Nearly 100 tanks have been positioned near the border and more are expected soon.
This is the first time that Army has deployed at these freezing altitudes. The weather and the terrain are exacting for the soldiers and the machinery. Temperatures often go down to -45°C, which affects their performance. The air, thin in oxygen, makes it difficult to breathe plus fierce winds amplify the chill. The accidental touch of a piece of metal can lead to chilblains and other injuries.
To adjust to such freezing heights, Indian Army has adopted several unusual tactics. This includes repeated switching on during the nights in winter to prevent freezing.
For high altitude terrain the army has obtained special additives and lubricants such as winter grade diesel and additives for the lubrication system – preventing it from freezing in the tank.
The first regiment of T-72 tanks has already been deployed to Ladakh, one in 2014 and the other last year. A third regiment will be moved in soon, forming a full brigade.

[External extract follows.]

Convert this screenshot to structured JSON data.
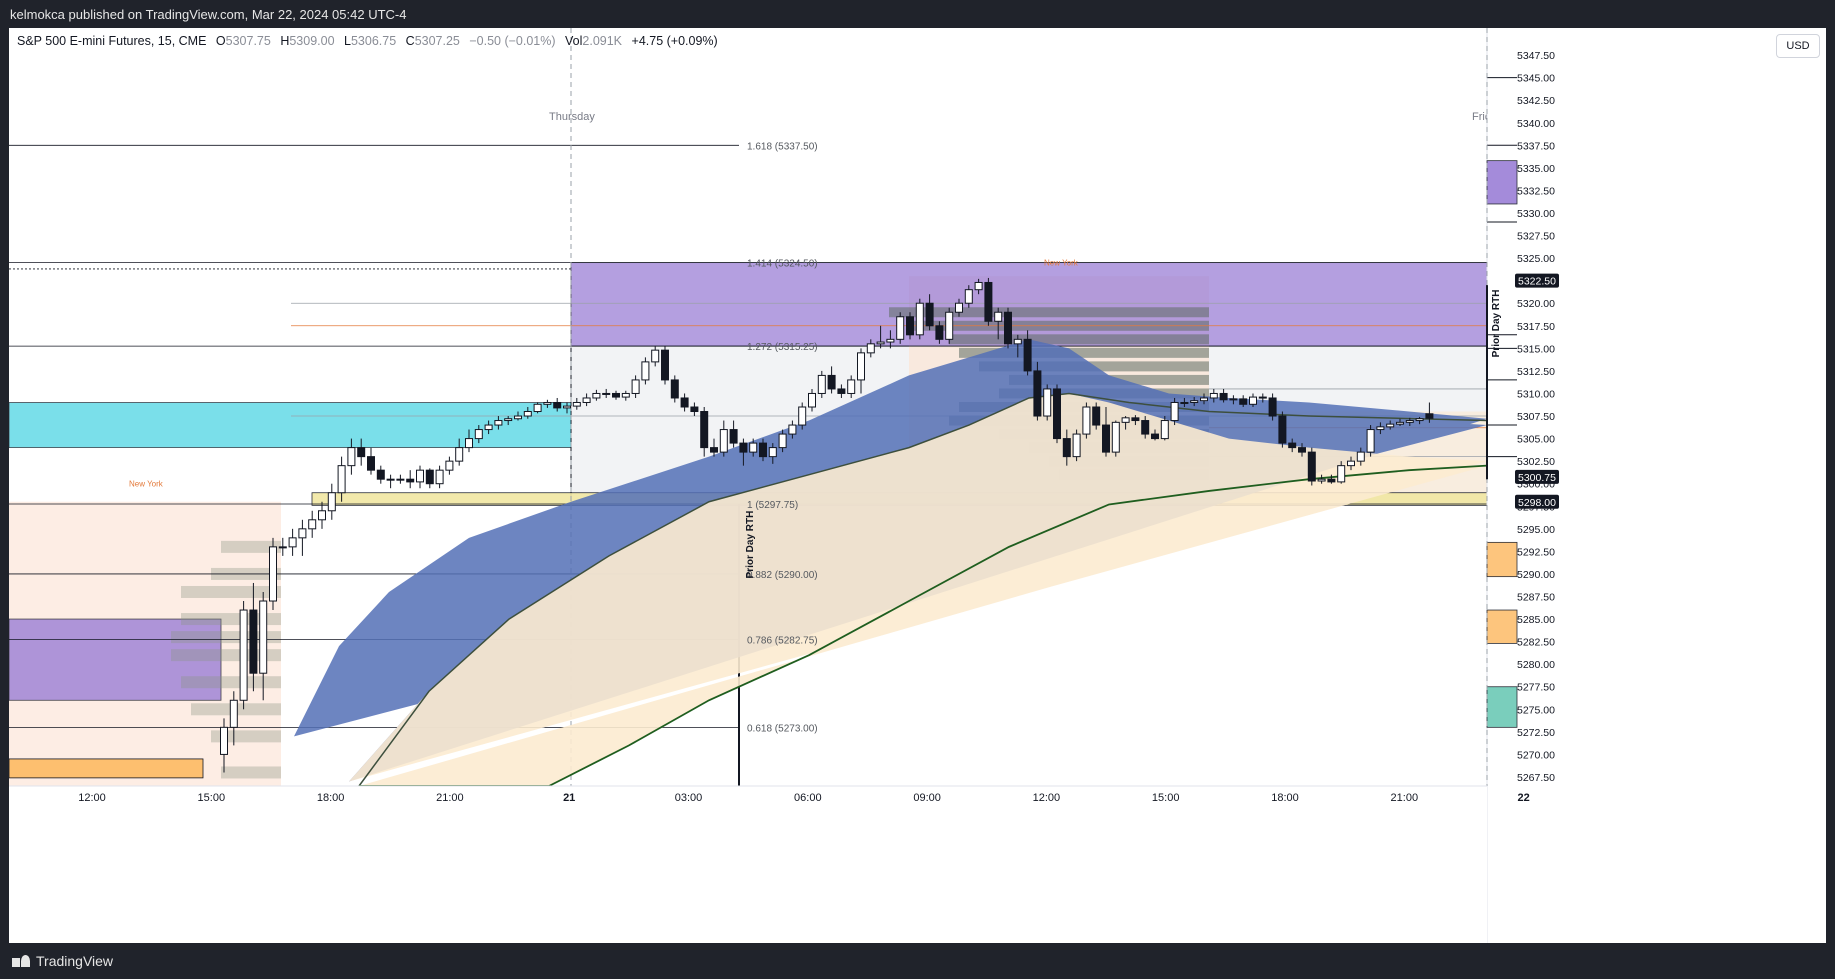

It may be noted the army had tried to use tanks during the 1962 China war (five were air dropped). Then six AMX-13 tanks were airlifted to Ladakh in AN-12 transport aircraft. But they failed to make any significant impact as the crew were un-acclimatised and the tanks were not equipped to operate in the rarefied atmosphere.
The mechanised units in the Ladakh region add a punch to the increased boots on the ground. China too has major mechanised units on its side of the frontier.
With Chinese troops repeatedly entering Indian territory, the Indian move could be seen as step to assert its authority over parts that China tries to claim as its own.